Au milieu des vignes de Chardonnay vert doré, des dizaines d’ouvriers en salopette avancent, coupant habilement des grappes de l’usine et transportant des caisses vers un tracteur.

Les mauvaises herbes poussent entre leurs pieds.

«Aucun herbicide. Si c’est un sol nu, c’est un sol mort », a déclaré l’élégant Russell âgé de 58 ans, arborant un grand chapeau à bords crème style Indiana Jones.

La récolte de cette année a été tardive, se déroulant au début de l’automne de l’hémisphère sud.

Le vin sud-africain connaît un succès malgré une année difficile 3

Pas de produits chimiques, pas de triche

Pour les vignerons sud-africains en général, ce fut une année terrible, marquée par la pandémie de coronavirus et plusieurs interdictions nationales imposées par le gouvernement sur la vente d’alcool.

Mais Hemel en Aarde a moins souffert que d’autres, grâce à sa réputation de qualité – solidement implantée à l’étranger – et moins dépendante du volume par rapport aux autres régions.

Pascaline Lepeltier, une sommelière française basée à New York, a déclaré que la région avait connu un «succès spectaculaire» grâce à «des vins frais et fins moins orientés vers le fruit exubérant et la force».

Elle a souligné leur choix de respecter l’environnement et de limiter les additifs – la clé de «la vraie brillance d’un terroir».
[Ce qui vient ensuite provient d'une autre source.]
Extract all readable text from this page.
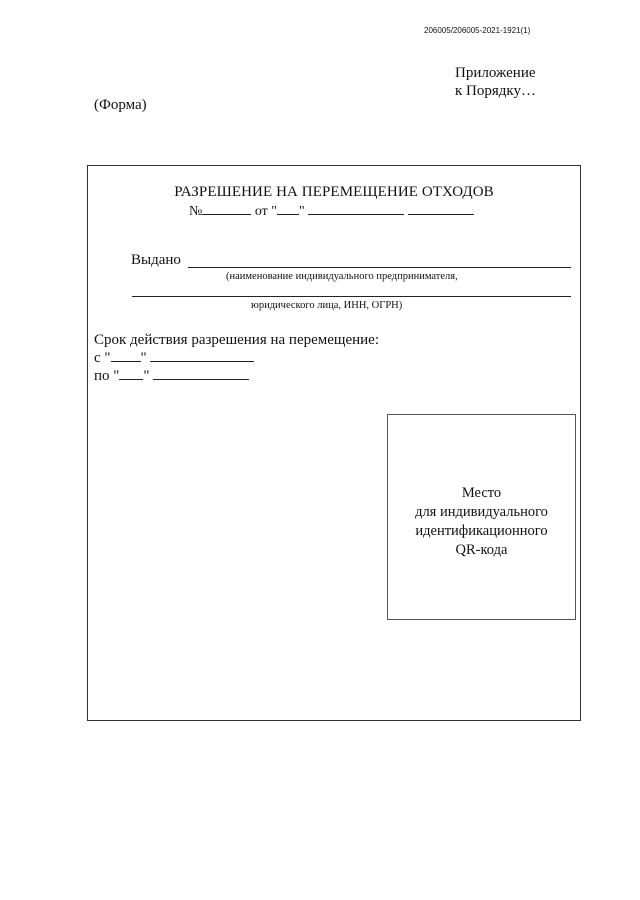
206005/206005-2021-1921(1)
Приложение
к Порядку…
(Форма)
РАЗРЕШЕНИЕ НА ПЕРЕМЕЩЕНИЕ ОТХОДОВ
№	от " "
Выдано
(наименование индивидуального предпринимателя,
юридического лица, ИНН, ОГРН)
Срок действия разрешения на перемещение:
с " "
по " "
Место
для индивидуального
идентификационного
QR-кода
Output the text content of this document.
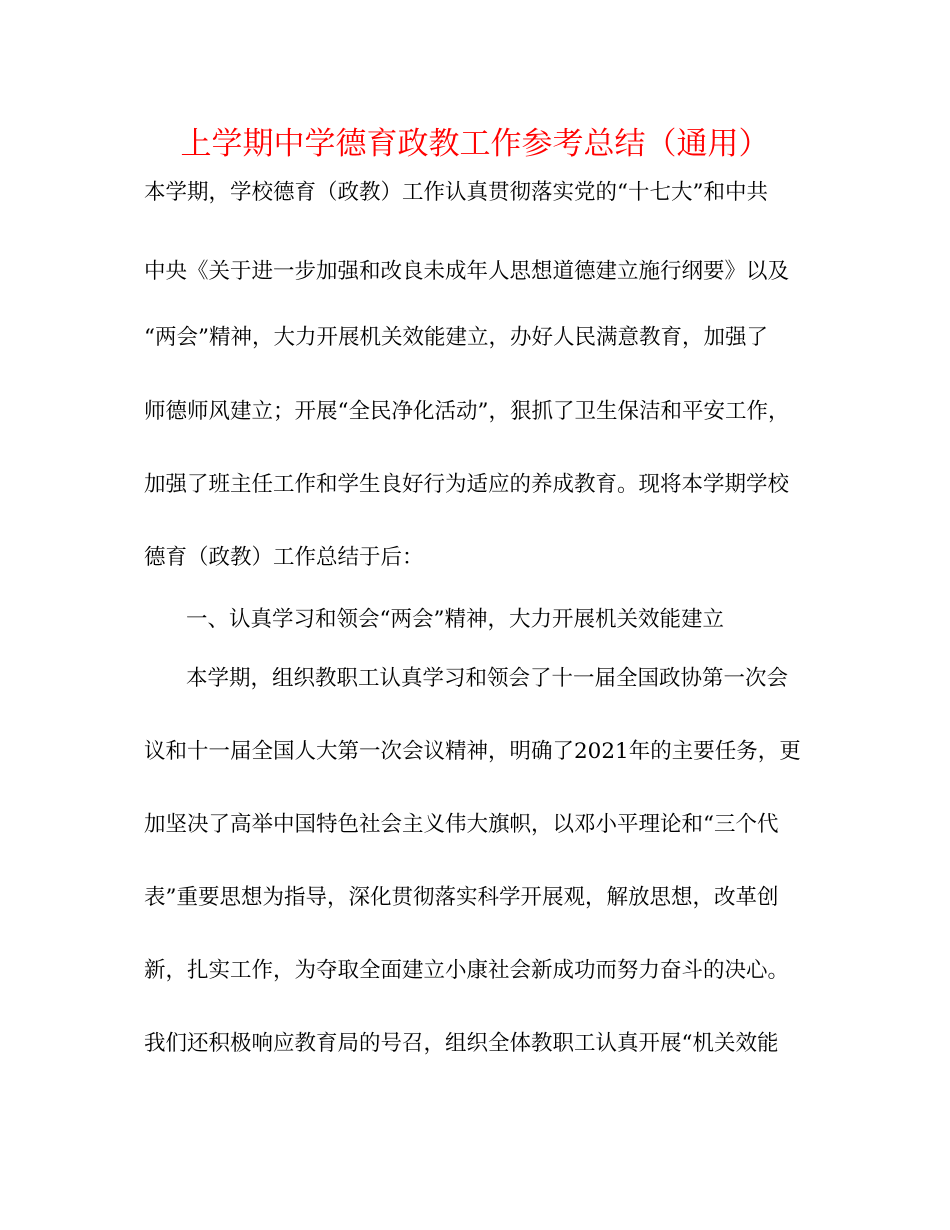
上学期中学德育政教工作参考总结（通用）
本学期，学校德育（政教）工作认真贯彻落实党的“十七大”和中共
中央《关于进一步加强和改良未成年人思想道德建立施行纲要》以及
“两会”精神，大力开展机关效能建立，办好人民满意教育，加强了
师德师风建立；开展“全民净化活动”，狠抓了卫生保洁和平安工作，
加强了班主任工作和学生良好行为适应的养成教育。现将本学期学校
德育（政教）工作总结于后：
一、认真学习和领会“两会”精神，大力开展机关效能建立
本学期，组织教职工认真学习和领会了十一届全国政协第一次会
议和十一届全国人大第一次会议精神，明确了2021年的主要任务，更
加坚决了高举中国特色社会主义伟大旗帜，以邓小平理论和“三个代
表”重要思想为指导，深化贯彻落实科学开展观，解放思想，改革创
新，扎实工作，为夺取全面建立小康社会新成功而努力奋斗的决心。
我们还积极响应教育局的号召，组织全体教职工认真开展“机关效能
Chris Alheit, un vigneron espiègle de 39 ans portant un T-shirt et un short foncé, est une autre célébrité locale.

Lorsqu’il parle de vins, il parle avec enthousiasme d’une «véritable identité du Cap, un ADN sud-africain».

«Nous n’essayons pas de copier un vin français», sourit-il en glissant en quelques mots la langue qu’il avait glanée lors des vendanges sur le vieux continent.

Son Chenin, cépage blanc caractéristique du Val de Loire de l’ouest de la France, est d’une grande pureté.

Sa cuvée exportée, Cartology, vise une large part du marché des vins faciles à boire et adaptés à la plupart des palais.

À 18 h (16 h GMT), le ciel devient rose. Alheit apporte des cartons à charger dans un camion frigorifique. Les oiseaux gazouillent, apportant une légèreté joyeuse au bruit répétitif des sécateurs.

«Le grand sprint est déjà terminé», dit-il, à propos de la tâche annuelle de déterminer le bon moment pour récolter.

«J’ai déjà beaucoup de bonne acidité, pas trop de sucre. Maintenant, j’ai besoin d’un peu de sex-appeal, pour ajouter des courbes.

Le chenin donne une vaste palette, du très sec au tropical.

«Je ne veux pas que mon vin soit une bombe d’ananas», dit-il dans un éclat de rire.

Pas d’irrigation, pas de produits chimiques et pas de triche – son vin est «naturel» même s’il hésite à le classer comme tel.

«Pour qu’un vin attire votre imagination, comme il se doit, il doit être pur. Si vous ressentez de la malhonnêteté, cela devient moins excitant », dit-il.